地震や火山の長周期波動場のモニタリングのための手法の開発、あるいは即時的震源情報の提供とそれによる地殻活動・火山現象モニタリング手法の開発に関連して、東大地震研では引き続きGRiD MTの改良を進めた。GRiD MTは,モニタリング対象領域を10km間隔のメッシュに分割し,分割されたメッシュを仮想震源としてその点でのMT解を常時(1秒ごとに)決定し,得られたMT解から理論波形と観測波形のVariance Reduction(VR)をモニタリングすることによって,地震の発生・位置・メカニズム(モーメントテンソル)解を完全自動で決定するシステムである.地震活動の高い群発地震活動や余震活動の地震のメカニズム決定に威力を発揮する.図1は,2009年にこのシステムにより決定されたメカニズムである.なお,駿河湾で発生した2009年8月11日の地震(Mj6.5,図2参照)では,地震発生後およそ3分でメカニズムが決定され,4分後には,以下のホームページにおいて自動的に公開された.
URL: http://wwweic.eri.u-tokyo.ac.jp/GRiD-cgi/trgGRiD.pl?20090811.0507.R0020
火山における表面現象観測など、地震以外の観測に基づく火山固有のデータによるモニタリング手法の開発に関連して、東大地震研では浅間火山の火口脇に赤外カメラを設置し,火口内の熱的状況の変化をリアルタイムで観測できるシステムを構築した.本システムにより,火口内の噴気活動活発化など,噴火の予兆となる事象が発生した場合,遅滞なく察知し,その経過をモニタリングすることが可能となった.
衛星テレメタリングシステムの更新による地震・火山機動観測の高度化およびデータ流通の強化に関連しては、まず東大地震研で衛星テレメータシステム更新(2年計画の2年目)を行い、低消費電力で帯域利用効率の高い新世代のVSAT(白山工業製)からなるシステムがほぼ完成した。同時に、地上通信回線や現地記録方式を有効に利用するための機動観測機器四百数十台も導入された。また九州大学では、VSATテレメータシステムで降雨などによる通信障害によって生じるデータ欠落を回復するための付加装置の開発を行った。この装置はUehira (2009)によるGB単位の容量を持つCFカードやSSDが装着出来るマイクロサーバから構成され、数週間から1年以上のデータを観測点側で蓄積する。

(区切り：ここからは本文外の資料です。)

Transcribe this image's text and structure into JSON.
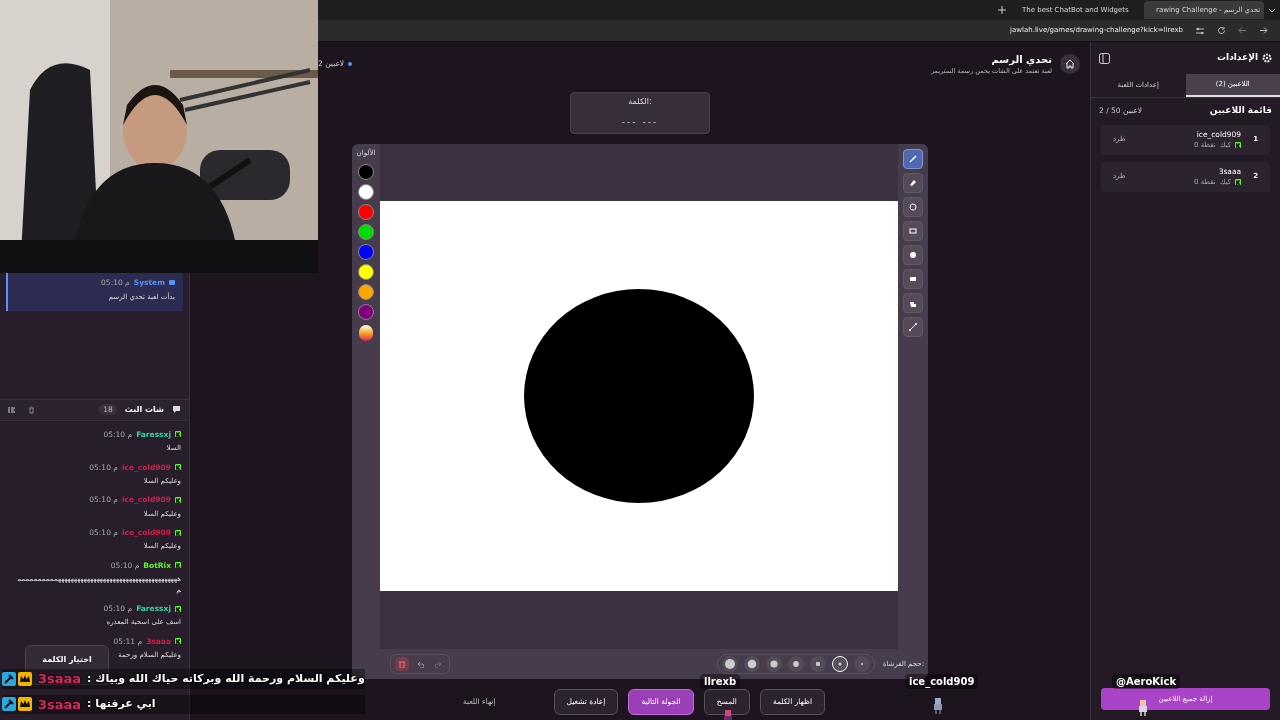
{
  "browser": {
    "tabs": [
      {
        "title": "rawing Challenge - تحدي الرسم",
        "selected": true
      },
      {
        "title": "The best ChatBot and Widgets",
        "selected": false
      }
    ],
    "address": "jawlah.live/games/drawing-challenge?kick=llrexb"
  },
  "header": {
    "title": "تحدي الرسم",
    "subtitle": "لعبة تعتمد على الشات يخمن رسمة الستريمر",
    "player_count": "2 لاعبين"
  },
  "word": {
    "label": "الكلمة:",
    "hint": "--- ---"
  },
  "colors": {
    "label": "الألوان",
    "swatches": [
      {
        "kind": "swatch",
        "color": "#000000"
      },
      {
        "kind": "swatch",
        "color": "#ffffff"
      },
      {
        "kind": "swatch",
        "color": "#ff0000"
      },
      {
        "kind": "swatch",
        "color": "#00dd00"
      },
      {
        "kind": "swatch",
        "color": "#0000ff"
      },
      {
        "kind": "swatch",
        "color": "#ffff00"
      },
      {
        "kind": "swatch",
        "color": "#ffa500"
      },
      {
        "kind": "swatch",
        "color": "#800080"
      },
      {
        "kind": "picker"
      }
    ]
  },
  "tools": [
    {
      "selected": true
    },
    {
      "selected": false
    },
    {
      "selected": false
    },
    {
      "selected": false
    },
    {
      "selected": false
    },
    {
      "selected": false
    },
    {
      "selected": false
    },
    {
      "selected": false
    }
  ],
  "brush": {
    "label": "حجم الفرشاة:",
    "sizes": [
      {
        "selected": false
      },
      {
        "selected": false
      },
      {
        "selected": false
      },
      {
        "selected": false
      },
      {
        "selected": false
      },
      {
        "selected": true
      },
      {
        "selected": false
      }
    ]
  },
  "actions": [
    {
      "label": "اظهار الكلمة",
      "kind": "secondary"
    },
    {
      "label": "المسح",
      "kind": "secondary"
    },
    {
      "label": "الجولة التالية",
      "kind": "primary"
    },
    {
      "label": "إعادة تشغيل",
      "kind": "secondary"
    },
    {
      "label": "إنهاء اللعبة",
      "kind": "link"
    }
  ],
  "chat": {
    "title": "شات البث",
    "count": "18",
    "system": {
      "user": "System",
      "time": "05:10 م",
      "text": "بدأت لعبة تحدي الرسم"
    },
    "messages": [
      {
        "user": "Faressxj",
        "color": "#2fd6a0",
        "time": "05:10 م",
        "text": "السلا"
      },
      {
        "user": "ice_cold909",
        "color": "#d0204a",
        "time": "05:10 م",
        "text": "وعليكم السلا"
      },
      {
        "user": "ice_cold909",
        "color": "#d0204a",
        "time": "05:10 م",
        "text": "وعليكم السلا"
      },
      {
        "user": "ice_cold909",
        "color": "#d0204a",
        "time": "05:10 م",
        "text": "وعليكم السلا"
      },
      {
        "user": "BotRix",
        "color": "#53fc18",
        "time": "05:10 م",
        "text": "ههههههههههههههههههههههههههههههههههههههممممممممممم"
      },
      {
        "user": "Faressxj",
        "color": "#2fd6a0",
        "time": "05:10 م",
        "text": "اسف على اسحبة المعذره"
      },
      {
        "user": "3saaa",
        "color": "#d0204a",
        "time": "05:11 م",
        "text": "وعليكم السلام ورحمة"
      }
    ]
  },
  "word_picker": {
    "title": "اختيار الكلمة"
  },
  "sidebar": {
    "title": "الإعدادات",
    "tabs": [
      {
        "label": "اللاعبين (2)",
        "selected": true
      },
      {
        "label": "إعدادات اللعبة",
        "selected": false
      }
    ],
    "list_title": "قائمة اللاعبين",
    "capacity": "2 / 50 لاعبين",
    "players": [
      {
        "rank": "1",
        "name": "ice_cold909",
        "platform": "كيك",
        "points": "0 نقطة",
        "action": "طرد"
      },
      {
        "rank": "2",
        "name": "3saaa",
        "platform": "كيك",
        "points": "0 نقطة",
        "action": "طرد"
      }
    ],
    "remove_all": "إزالة جميع اللاعبين"
  },
  "overlay": {
    "messages": [
      {
        "user": "3saaa",
        "text": "وعليكم السلام ورحمة الله وبركاته حياك الله وبياك :"
      },
      {
        "user": "3saaa",
        "text": "ابي عرفتها :"
      }
    ],
    "labels": [
      "@AeroKick",
      "ice_cold909",
      "llrexb"
    ]
  }
}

通信状態が回復した後、必要なデータを再送させることにより、データ欠落はなくなる。
・高速広域ネットワーク上での地震データ相互交換システムの改良および多項目観測への対応を進める。
・日本列島規模の地震・火山データ流通網から得られる震源位置やメカニズム解などの震源情報をモニタリングし、火山活動を含む地殻活動の状況を概観できるシステムを開発する。
・地震や火山の長周期波動場のモニタリングのための手法の開発を行う。
・即時的震源情報の提供とそれによる地殻活動・火山現象モニタリング手法の開発を行う。
・火山における表面現象観測など、地震以外の観測に基づく火山固有のデータによるモニタリング手法の開発を行う。